Despite the warning, MDE completes successfully and extracts metadata.
Cause¶
This behavior is as per how Databricks Unity Catalog handles metadata queries. The connector runs preflight checks by querying system tables to verify access to different object types. These queries return zero results in the following cases:
Objects don’t exist: Your Databricks environment has no objects of the specified type (for example, no views, no foreign key constraints).
Missing permissions: The service account lacks permissions to access those object types.
Databricks Unity Catalog returns identical responses for both scenarios; the connector cannot programmatically distinguish between “no objects found” and “access denied.” This is a Databricks platform limitation, not an Alation-side limitation.
The preflight check runs following queries:
SELECT 1 FROM system.information_schema.views
WHERE table_catalog <> 'system' AND table_schema <> 'information_schema'
LIMIT 1;
If this returns zero rows, the connector shows a warning because it cannot determine if you’re missing permissions or if no views exist.
Solution¶
Follow the steps below as one of the steps may apply to your environment:
Verify if the object types exist in your Databricks environment:
Run the following queries in your Databricks workspace using an admin account:
For views:
SELECT COUNT(*) FROM system.information_schema.views WHERE table_catalog <> 'system' AND table_schema <> 'information_schema';
For table constraints (primary keys, foreign keys):
SELECT COUNT(*) FROM system.information_schema.table_constraints WHERE constraint_type IN ('PRIMARY KEY', 'FOREIGN KEY');
Interpret the results:
Count = 0: These object types don’t exist in your environment. The warning is informational only—you can safely ignore it. No action is required.
Count > 0: Objects exist, but the service account may lack permissions. Proceed to step 3.
Grant necessary permissions (if objects exist):
Grant the service account the required permissions as described in
Re-run metadata extraction in Alation:
Navigate to Settings > Metadata Extraction.
Click Run Extraction.
Check the Job History to verify the warning no longer appears.
Note
If MDE completes successfully and you’re seeing expected metadata in your catalog, the warnings are likely because those object types don’t exist in your Databricks environment. You can safely ignore them.

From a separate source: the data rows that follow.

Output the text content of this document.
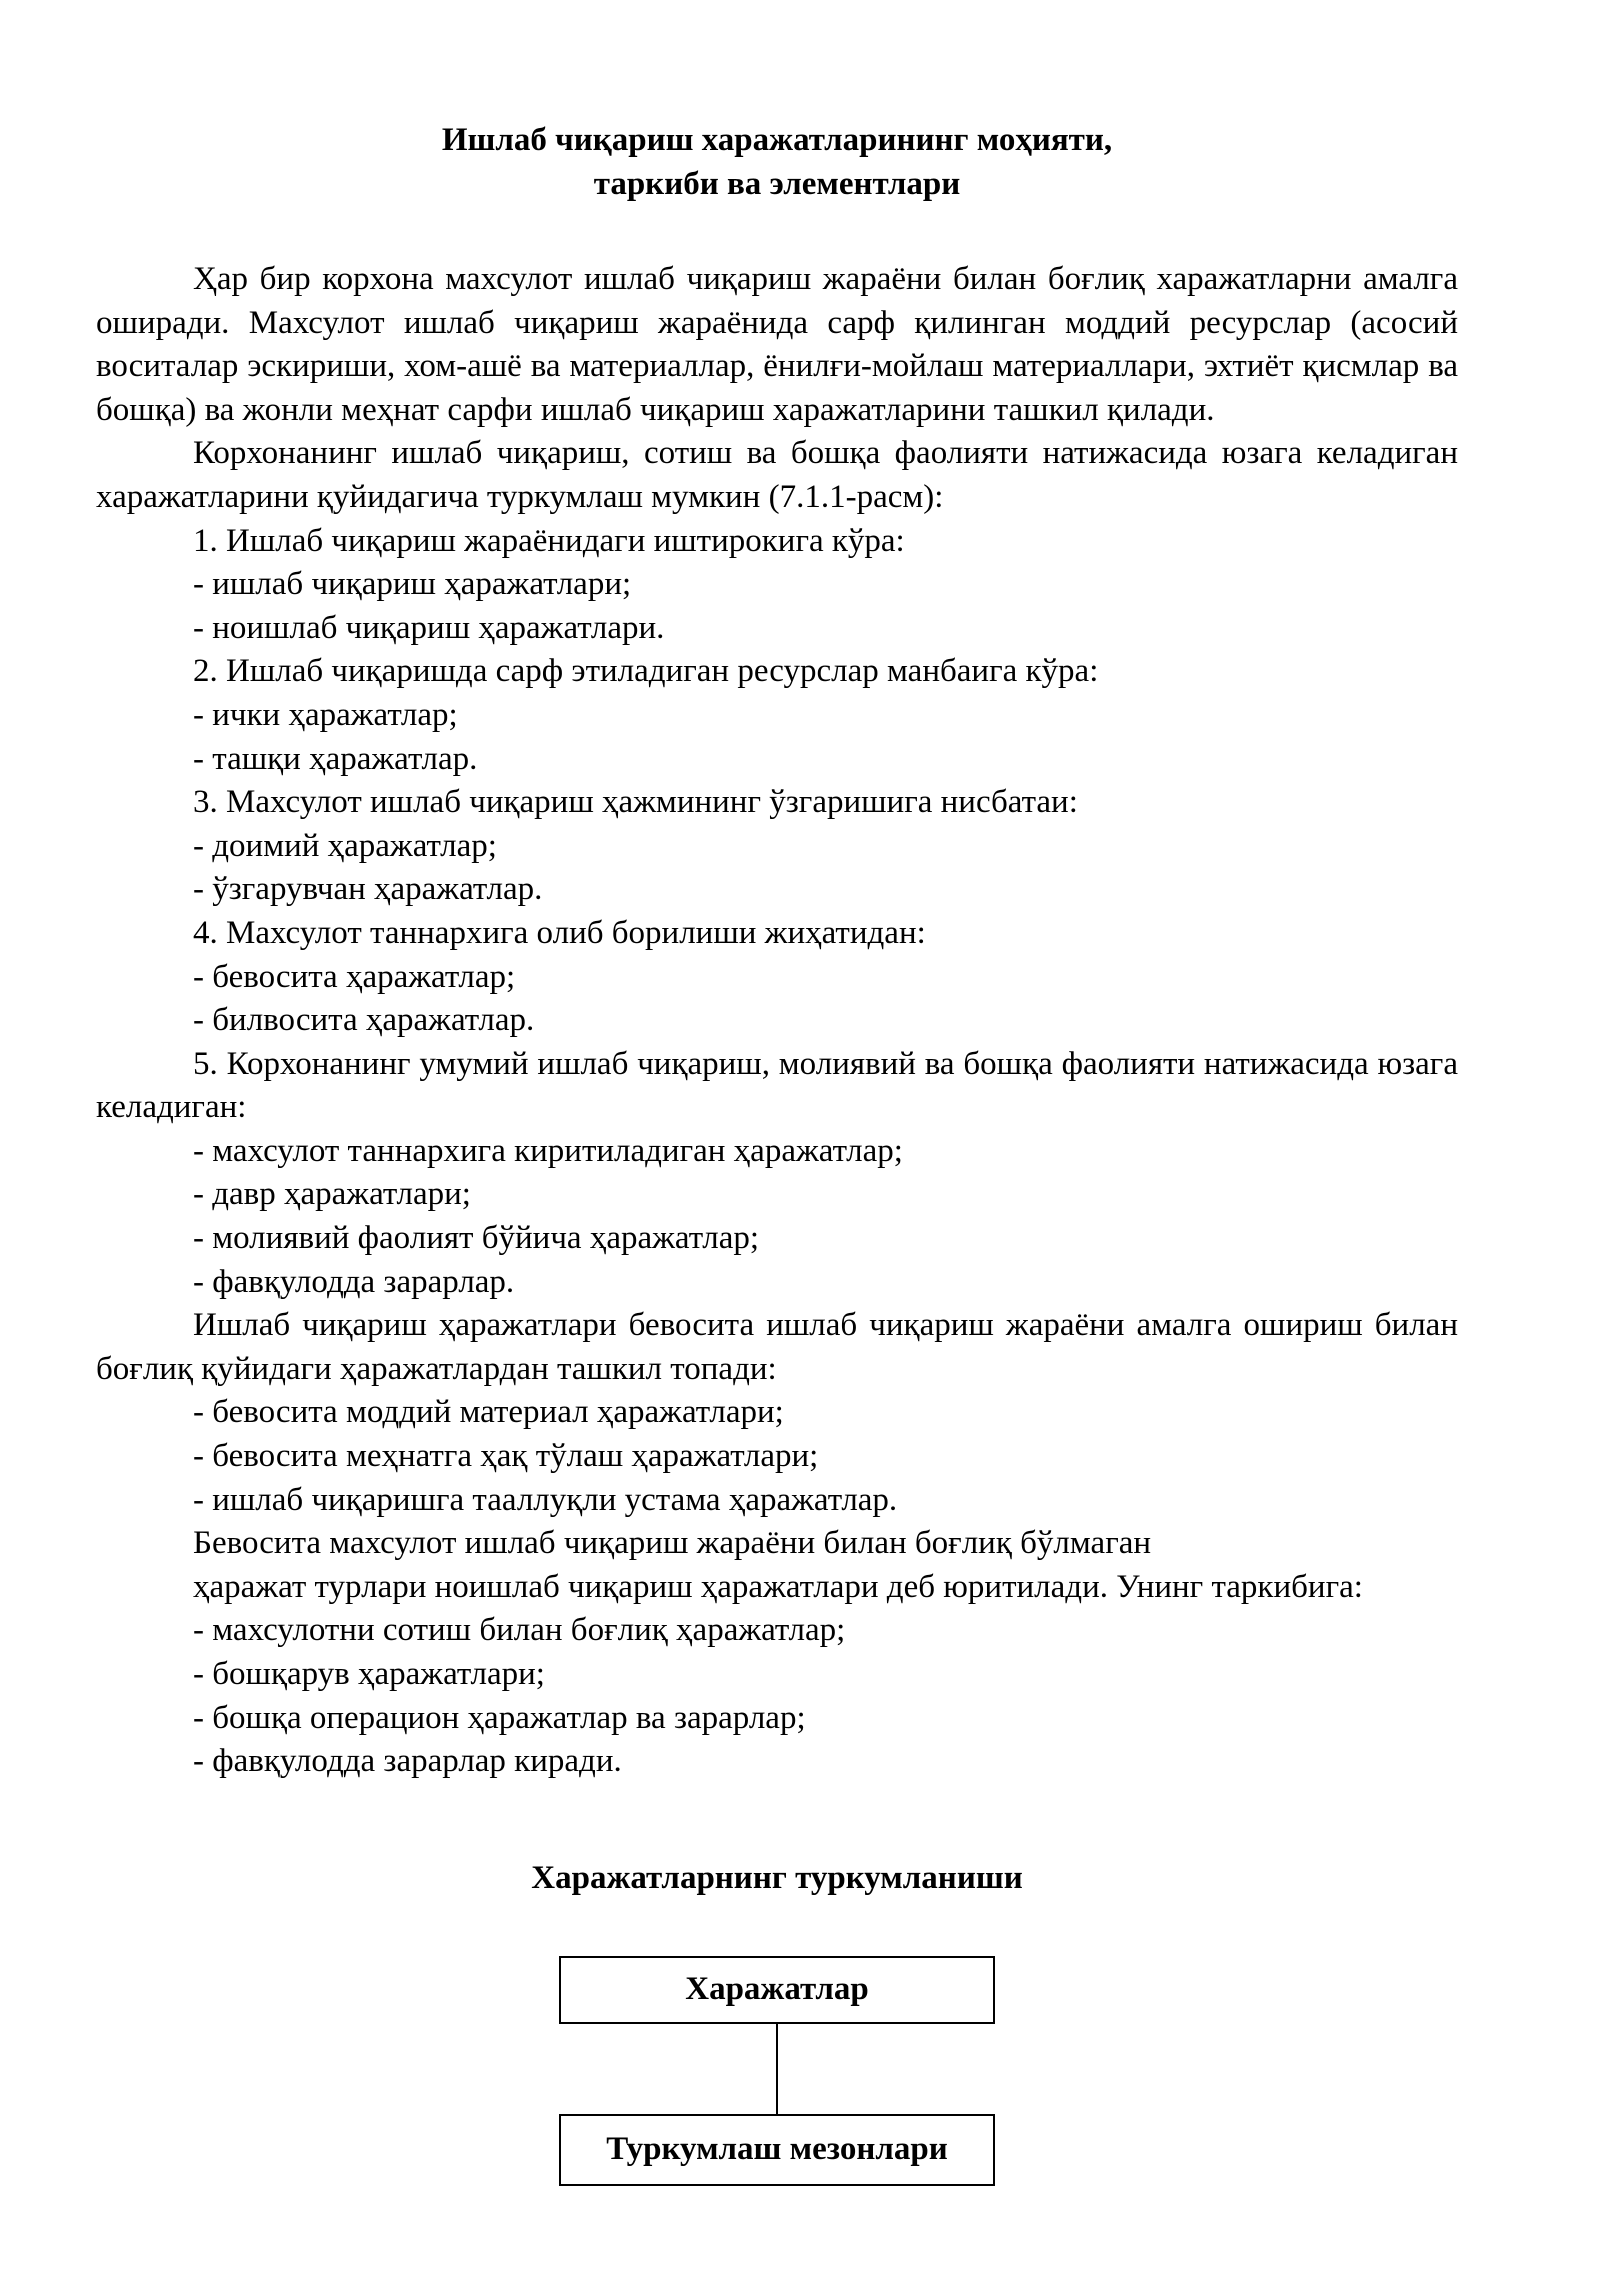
Ишлаб чиқариш харажатларининг моҳияти,
таркиби ва элементлари

Ҳар бир корхона махсулот ишлаб чиқариш жараёни билан боғлиқ харажатларни амалга оширади. Махсулот ишлаб чиқариш жараёнида сарф қилинган моддий ресурслар (асосий воситалар эскириши, хом-ашё ва материаллар, ёнилғи-мойлаш материаллари, эхтиёт қисмлар ва бошқа) ва жонли меҳнат сарфи ишлаб чиқариш харажатларини ташкил қилади.

Корхонанинг ишлаб чиқариш, сотиш ва бошқа фаолияти натижасида юзага келадиган харажатларини қуйидагича туркумлаш мумкин (7.1.1-расм):

1. Ишлаб чиқариш жараёнидаги иштирокига кўра:

- ишлаб чиқариш ҳаражатлари;

- ноишлаб чиқариш ҳаражатлари.

2. Ишлаб чиқаришда сарф этиладиган ресурслар манбаига кўра:

- ички ҳаражатлар;

- ташқи ҳаражатлар.

3. Махсулот ишлаб чиқариш ҳажмининг ўзгаришига нисбатаи:

- доимий ҳаражатлар;

- ўзгарувчан ҳаражатлар.

4. Махсулот таннархига олиб борилиши жиҳатидан:

- бевосита ҳаражатлар;

- билвосита ҳаражатлар.

5. Корхонанинг умумий ишлаб чиқариш, молиявий ва бошқа фаолияти натижасида юзага келадиган:

- махсулот таннархига киритиладиган ҳаражатлар;

- давр ҳаражатлари;

- молиявий фаолият бўйича ҳаражатлар;

- фавқулодда зарарлар.

Ишлаб чиқариш ҳаражатлари бевосита ишлаб чиқариш жараёни амалга ошириш билан боғлиқ қуйидаги ҳаражатлардан ташкил топади:

- бевосита моддий материал ҳаражатлари;

- бевосита меҳнатга ҳақ тўлаш ҳаражатлари;

- ишлаб чиқаришга тааллуқли устама ҳаражатлар.

Бевосита махсулот ишлаб чиқариш жараёни билан боғлиқ бўлмаган

ҳаражат турлари ноишлаб чиқариш ҳаражатлари деб юритилади. Унинг таркибига:

- махсулотни сотиш билан боғлиқ ҳаражатлар;

- бошқарув ҳаражатлари;

- бошқа операцион ҳаражатлар ва зарарлар;

- фавқулодда зарарлар киради.

Харажатларнинг туркумланиши
Харажатлар
Туркумлаш мезонлари
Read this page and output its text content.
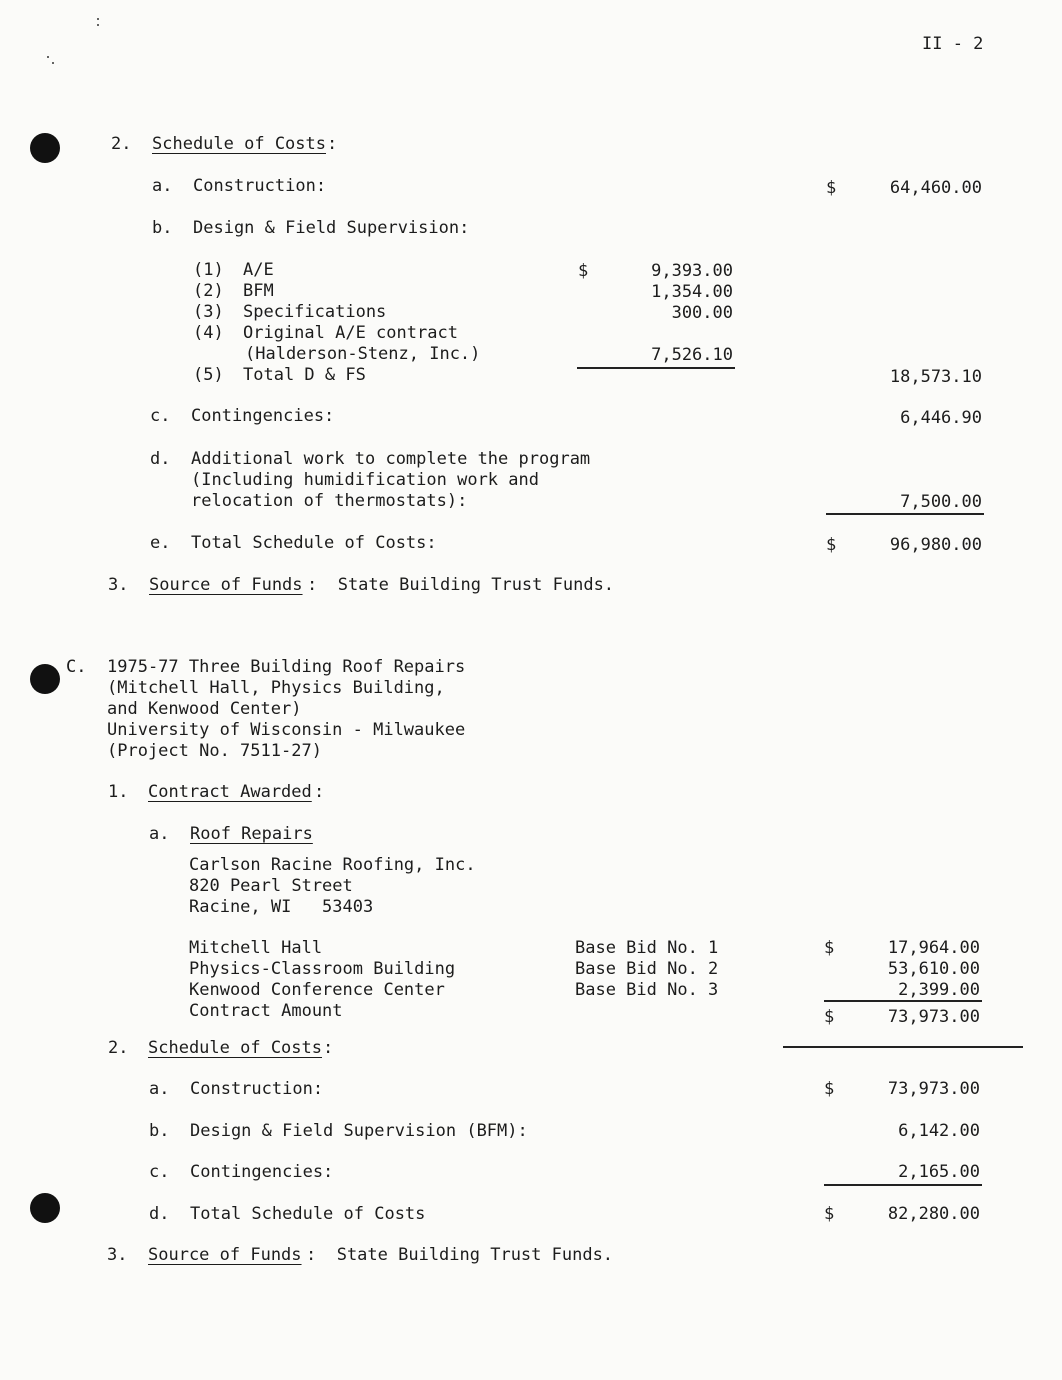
II - 2
2. Schedule of Costs :
a. Construction:	$	64,460.00
b. Design & Field Supervision:
(1) A/E	$	9,393.00
(2) BFM	1,354.00
(3) Specifications	300.00
(4) Original A/E contract
(Halderson-Stenz, Inc.)	7,526.10
(5) Total D & FS	18,573.10
c. Contingencies:	6,446.90
d. Additional work to complete the program
(Including humidification work and
relocation of thermostats):	7,500.00
e. Total Schedule of Costs:	$	96,980.00
3. Source of Funds :  State Building Trust Funds.
C. 1975-77 Three Building Roof Repairs
(Mitchell Hall, Physics Building,
and Kenwood Center)
University of Wisconsin - Milwaukee
(Project No. 7511-27)
1. Contract Awarded :
a. Roof Repairs
Carlson Racine Roofing, Inc.
820 Pearl Street
Racine, WI   53403
Mitchell Hall	Base Bid No. 1	$	17,964.00
Physics-Classroom Building	Base Bid No. 2	53,610.00
Kenwood Conference Center	Base Bid No. 3	2,399.00
Contract Amount	$	73,973.00
2. Schedule of Costs :
a. Construction:	$	73,973.00
b. Design & Field Supervision (BFM):	6,142.00
c. Contingencies:	2,165.00
d. Total Schedule of Costs	$	82,280.00
3. Source of Funds :  State Building Trust Funds.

Issues with Lineage Extraction¶
Problem: After upgrading the connector to version 1.0.3, MDE fails at ingestion¶
Connector logs will show the error “system.access.table_lineage table does not exist”.
Solution¶
Direct lineage extraction from system tables is a beta feature. The lineage system tables are not enabled by default and need to be enabled by your Databricks admin. See more in Lineage Extraction.
Problem: No lineage is generated after MDE¶
Solution¶
Verify that lineage data is available in the system lineage tables in Databricks.
Issues with QLI¶
Problem: After running QLI, some queries don’t appear in the History section of the Queries tab¶
Explanation¶
Some SQL statements are currently not supported by the Databricks SQL parser that is used to parse SQL statements during QLI, for example:
Partially qualified names in SQL statements are not parsed. Object names in query history must be fully qualified to be ingested.
The USE statements are not parsed.
Queries containing CTEs are not parsed.
Queries containing comments (COMMENT, COMMENT ON) are not parsed
This is a limitation with the current GSP and a known issue.
Problem: After QLI, parts of a query appear as separate queries in the catalog¶
Explanation¶
To support proper query parsing, accurate execution times count, and lineage resolution, batched queries are split into individual query statements before ingestion.
Problem: Queries that appeared in Preview don’t appear in the catalog after QLI¶
Explanation¶
The Preview is not directly tied to queries that will appear in the catalog. It returns 100 statements which may be a subset of all imported queries. For queries to appear in the catalog after QLI:
Queries must contain fully qualified object names with three-level namespace (catalog.schema.table).
The objects referenced in queries must have been cataloged with MDE.
Queries must not duplicate the queries that were ingested previously. Duplicated queries are not resolved.